Mi è capitato spesso di assaggiare vini meravigliosi che davvero in pochi conoscevano, non so se per un’informazione più pigra che incapace, più propensa ad incensare il noto. Ma il mio malessere era nella consapevolezza che un grande vino ignorato, senza la fortuna e la fama, che consentono di investire in vigna ed in cantina e così di crescere in un progressivo circuito virtuoso, rischia di esaurirsi man mano, di non essere più prodotto con quella intensità e quella ricchezza e dunque di scomparire.
Venendo al punto, conosco molti Montepulciano d’Abruzzo di strepitosa qualità e bellezza. Lunghi anni di assaggi ripetuti mi fanno considerare alcuni di questi tra i più grandi rossi del nostro paese. Eppure rimangono quasi sconosciuti e ignorati da noi.

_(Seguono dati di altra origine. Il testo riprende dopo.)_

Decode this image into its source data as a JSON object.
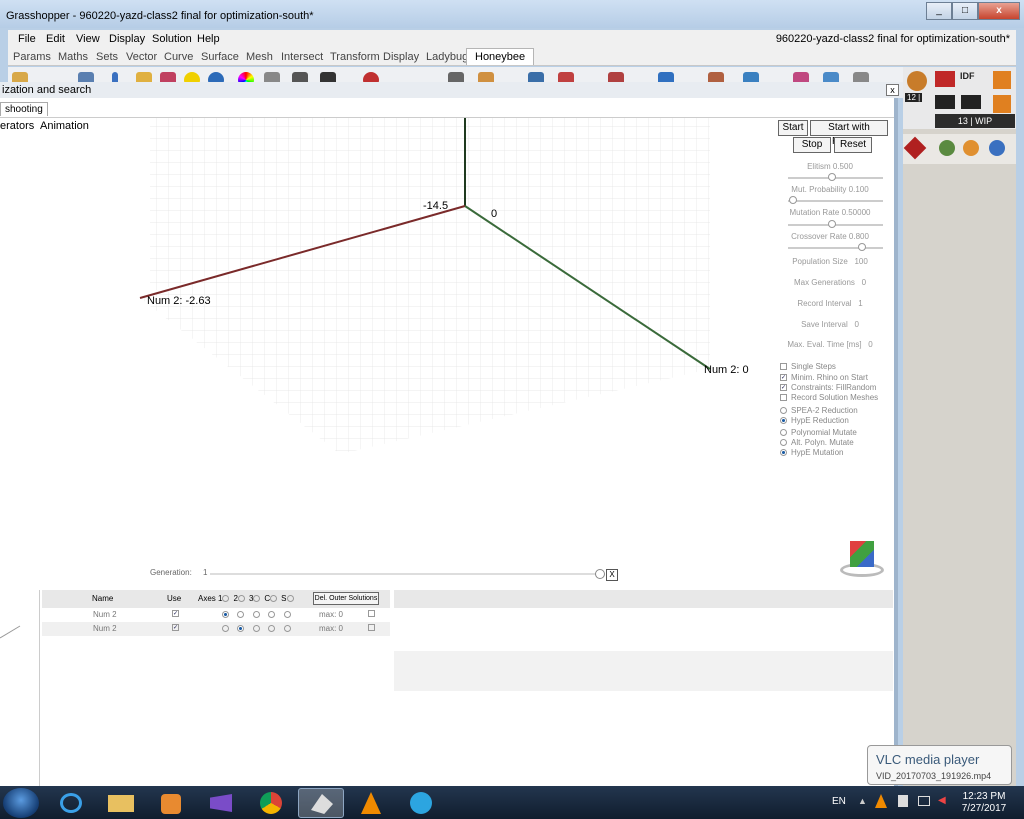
{
  "window": {
    "title": "Grasshopper - 960220-yazd-class2 final for optimization-south*",
    "document_name": "960220-yazd-class2 final for optimization-south*",
    "controls": [
      "_",
      "□",
      "x"
    ]
  },
  "menu": [
    "File",
    "Edit",
    "View",
    "Display",
    "Solution",
    "Help"
  ],
  "tabs": [
    "Params",
    "Maths",
    "Sets",
    "Vector",
    "Curve",
    "Surface",
    "Mesh",
    "Intersect",
    "Transform",
    "Display",
    "Ladybug",
    "Honeybee"
  ],
  "active_tab": "Honeybee",
  "ribbon_right": {
    "badge_12": "12 |",
    "wip": "13 | WIP",
    "idf": "IDF"
  },
  "dialog": {
    "title": "ization and search",
    "close": "x",
    "tab": "shooting",
    "subtabs": [
      "erators",
      "Animation"
    ],
    "plot": {
      "axis_label_x": "Num 2: -2.63",
      "axis_label_y": "Num 2: 0",
      "corner_label_a": "-14.5",
      "corner_label_b": "0"
    },
    "buttons": {
      "start": "Start",
      "start_presets": "Start with Presets",
      "stop": "Stop",
      "reset": "Reset"
    },
    "params": [
      {
        "label": "Elitism",
        "value": "0.500",
        "slider": 0.5
      },
      {
        "label": "Mut. Probability",
        "value": "0.100",
        "slider": 0.1
      },
      {
        "label": "Mutation Rate",
        "value": "0.50000",
        "slider": 0.5
      },
      {
        "label": "Crossover Rate",
        "value": "0.800",
        "slider": 0.8
      }
    ],
    "settings": [
      {
        "label": "Population Size",
        "value": "100"
      },
      {
        "label": "Max Generations",
        "value": "0"
      },
      {
        "label": "Record Interval",
        "value": "1"
      },
      {
        "label": "Save Interval",
        "value": "0"
      },
      {
        "label": "Max. Eval. Time [ms]",
        "value": "0"
      }
    ],
    "checkboxes": [
      {
        "label": "Single Steps",
        "checked": false
      },
      {
        "label": "Minim. Rhino on Start",
        "checked": true
      },
      {
        "label": "Constraints: FillRandom",
        "checked": true
      },
      {
        "label": "Record Solution Meshes",
        "checked": false
      }
    ],
    "radios_a": [
      {
        "label": "SPEA-2 Reduction",
        "on": false
      },
      {
        "label": "HypE Reduction",
        "on": true
      }
    ],
    "radios_b": [
      {
        "label": "Polynomial Mutate",
        "on": false
      },
      {
        "label": "Alt. Polyn. Mutate",
        "on": false
      },
      {
        "label": "HypE Mutation",
        "on": true
      }
    ],
    "generation_label": "Generation:",
    "generation_value": "1",
    "generation_close": "X",
    "table": {
      "headers": {
        "name": "Name",
        "use": "Use",
        "axes": "Axes",
        "a1": "1",
        "a2": "2",
        "a3": "3",
        "ac": "C",
        "as": "S",
        "del": "Del. Outer Solutions"
      },
      "rows": [
        {
          "name": "Num 2",
          "use": true,
          "axis": 1,
          "max": "max: 0"
        },
        {
          "name": "Num 2",
          "use": true,
          "axis": 2,
          "max": "max: 0"
        }
      ]
    }
  },
  "tooltip": {
    "title": "VLC media player",
    "file": "VID_20170703_191926.mp4"
  },
  "taskbar": {
    "lang": "EN",
    "time": "12:23 PM",
    "date": "7/27/2017"
  }
}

Ho sentito poco tempo fa il Dante Marramiero 2008, etichetta nata con l’annata ’98 e posta da sempre in commercio a 10 anni dalla vendemmia. Un rosso vertiginoso, immenso, ricco al suo interno di idee e sperimentazioni (come quella di lasciare i propri acini a macerare anche per anni nel vino che via via si evolve). Ma comunque, a parte questo, è il risultato che conta e parla di un rosso perentorio. I suoi profumi esplodono nel bicchiere con un carattere profondissimo e catramato, vibrante e dark. Parlo di un maestoso vino severo, eppure dal pentagramma quanto mai vasto ed intenso, palpitante di frutti e inchiostri, di una stabilità avvincente alla bocca, in grado di rivaleggiare con qualsiasi altro grande rosso del mondo. E magnificamente ignorato dalla stampa nazionale.

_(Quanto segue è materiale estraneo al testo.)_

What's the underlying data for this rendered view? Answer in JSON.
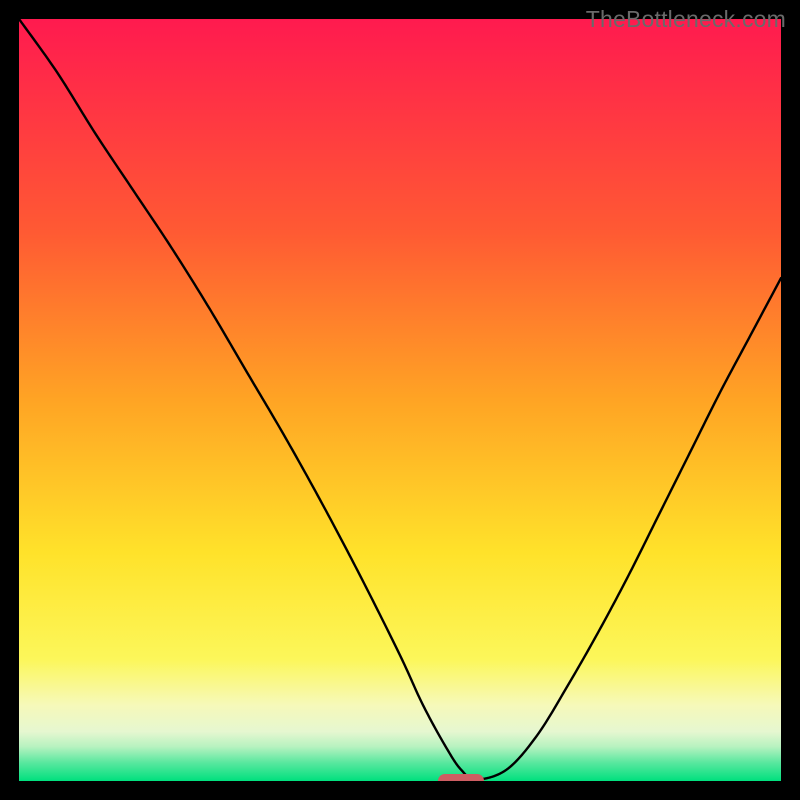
{
  "watermark": "TheBottleneck.com",
  "chart_data": {
    "type": "line",
    "title": "",
    "xlabel": "",
    "ylabel": "",
    "xlim": [
      0,
      100
    ],
    "ylim": [
      0,
      100
    ],
    "grid": false,
    "legend": false,
    "gradient_stops": [
      {
        "offset": 0,
        "color": "#ff1a4f"
      },
      {
        "offset": 0.28,
        "color": "#ff5a33"
      },
      {
        "offset": 0.5,
        "color": "#ffa424"
      },
      {
        "offset": 0.7,
        "color": "#ffe22a"
      },
      {
        "offset": 0.84,
        "color": "#fcf75a"
      },
      {
        "offset": 0.9,
        "color": "#f6f9b9"
      },
      {
        "offset": 0.935,
        "color": "#e6f7d0"
      },
      {
        "offset": 0.955,
        "color": "#b7f2c0"
      },
      {
        "offset": 0.975,
        "color": "#5de8a0"
      },
      {
        "offset": 1.0,
        "color": "#00e07e"
      }
    ],
    "series": [
      {
        "name": "bottleneck-curve",
        "x": [
          0,
          5,
          10,
          15,
          20,
          25,
          30,
          35,
          40,
          45,
          50,
          53,
          56,
          58,
          60,
          64,
          68,
          72,
          76,
          80,
          84,
          88,
          92,
          96,
          100
        ],
        "y": [
          100,
          93,
          85,
          77.5,
          70,
          62,
          53.5,
          45,
          36,
          26.5,
          16.5,
          10,
          4.5,
          1.5,
          0.2,
          1.5,
          6,
          12.5,
          19.5,
          27,
          35,
          43,
          51,
          58.5,
          66
        ]
      }
    ],
    "optimal_marker": {
      "x": 58,
      "y": 0
    },
    "curve_stroke": "#000000",
    "curve_width": 2.4
  }
}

L’Harimann poi è un altro Montepulciano siderale e sconosciuto, che nasce in una vecchia vigna posta a 550 metri di altitudine a Pescosansonesco. Un rosso “di montagna”, le cui uve si raccolgono nei primi di novembre in una maturazione progressiva e lenta, attivata da continue, forti escursioni termiche, che credo siano alla base dell’unicum di aromi meravigliosamente chiaroscurati di questo vino infinito. Il suo colore è di impenetrabilità assoluta, i profumi di palpitante, succosa suggestione e a larghissimo spettro con note di frutti neri di bosco intarsiati dai goudron. Un rosso monumentale e acuto, assaggiato dalla sua prima vendemmia del 2000, senza mai un cedimento. Ed ora in commercio con una 2009 ancora giovanissima, di splendente fattura e bellezza.

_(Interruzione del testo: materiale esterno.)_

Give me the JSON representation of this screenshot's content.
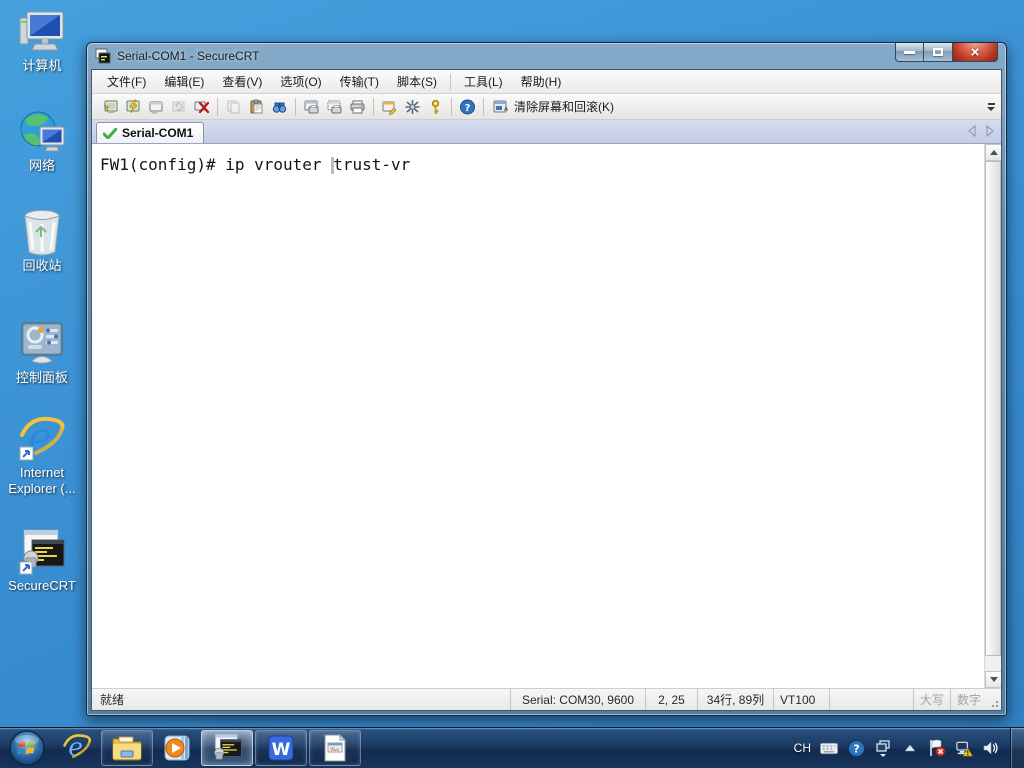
{
  "desktop": {
    "accent_background": "#3a90d3",
    "icons": [
      {
        "label": "计算机",
        "icon": "computer-icon"
      },
      {
        "label": "网络",
        "icon": "network-icon"
      },
      {
        "label": "回收站",
        "icon": "recycle-bin-icon"
      },
      {
        "label": "控制面板",
        "icon": "control-panel-icon"
      },
      {
        "label": "Internet Explorer (...",
        "icon": "internet-explorer-icon"
      },
      {
        "label": "SecureCRT",
        "icon": "securecrt-icon"
      }
    ]
  },
  "window": {
    "title": "Serial-COM1 - SecureCRT",
    "controls": {
      "close_glyph": "×"
    },
    "menu": {
      "items": [
        "文件(F)",
        "编辑(E)",
        "查看(V)",
        "选项(O)",
        "传输(T)",
        "脚本(S)",
        "工具(L)",
        "帮助(H)"
      ]
    },
    "toolbar": {
      "icons": [
        {
          "name": "connect-icon",
          "enabled": true
        },
        {
          "name": "quick-connect-icon",
          "enabled": true
        },
        {
          "name": "new-session-icon",
          "enabled": true
        },
        {
          "name": "reconnect-icon",
          "enabled": false
        },
        {
          "name": "disconnect-icon",
          "enabled": true
        },
        {
          "name": "copy-icon",
          "enabled": false
        },
        {
          "name": "paste-icon",
          "enabled": true
        },
        {
          "name": "find-icon",
          "enabled": true
        },
        {
          "name": "print-screen-icon",
          "enabled": true
        },
        {
          "name": "print-selection-icon",
          "enabled": true
        },
        {
          "name": "print-icon",
          "enabled": true
        },
        {
          "name": "session-options-icon",
          "enabled": true
        },
        {
          "name": "keymap-icon",
          "enabled": true
        },
        {
          "name": "key-agent-icon",
          "enabled": true
        },
        {
          "name": "help-icon",
          "enabled": true
        }
      ],
      "clear_button": {
        "label": "清除屏幕和回滚(K)",
        "icon": "clear-screen-icon"
      }
    },
    "tabs": [
      {
        "label": "Serial-COM1",
        "icon": "connected-check-icon",
        "active": true
      }
    ],
    "terminal": {
      "text_before_cursor": "FW1(config)# ip vrouter ",
      "text_after_cursor": "trust-vr"
    },
    "status_bar": {
      "ready_label": "就绪",
      "serial_info": "Serial: COM30, 9600",
      "cursor_position": "2, 25",
      "screen_size": "34行, 89列",
      "emulation": "VT100",
      "caps_label": "大写",
      "num_label": "数字"
    }
  },
  "taskbar": {
    "buttons": [
      {
        "name": "start",
        "icon": "windows-start-icon"
      },
      {
        "name": "internet-explorer",
        "icon": "internet-explorer-icon",
        "state": "pinned"
      },
      {
        "name": "windows-explorer",
        "icon": "folder-icon",
        "state": "running"
      },
      {
        "name": "windows-media-player",
        "icon": "media-player-icon",
        "state": "pinned"
      },
      {
        "name": "securecrt",
        "icon": "securecrt-icon",
        "state": "active"
      },
      {
        "name": "wps-writer",
        "icon": "wps-w-icon",
        "state": "running"
      },
      {
        "name": "generic-document-app",
        "icon": "document-app-icon",
        "state": "running"
      }
    ],
    "tray": {
      "language_indicator": "CH",
      "icons": [
        "keyboard-icon",
        "help-icon",
        "toolbar-window-icon",
        "show-hidden-icons-icon",
        "action-center-flag-icon",
        "network-warning-icon",
        "speaker-icon"
      ]
    }
  }
}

Continuo con l’Escol e l’Oinos (provocatoriamente potrei chiedere in quanti li conoscono), che nascono invece a mezzacosta, intorno ai 250 metri di altitudine, con le rocce del Gran Sasso alle spalle e l’azzurro dell’Adriatico davanti, per segnalare come si sa manifestare e plasmare il Montepulciano in un sito e microclima completamente diverso. Nell’Escol si ha un trionfo di morbidezza e dolcezza di carne, un’avvolgenza di polpa serena, un accordo succoso di creme che sa di godibilità totale e stabile, vera. L’Oinos è la sua versione appena più sottile e nervosa, ma altrettanto longeva, come l’assaggio dalla 2009 alla 2013 ha confermato.
Ma il panorama della regione e le dinamiche del vitigno sono assai articolate e meritano così la stesura di un nuovo approfondimento.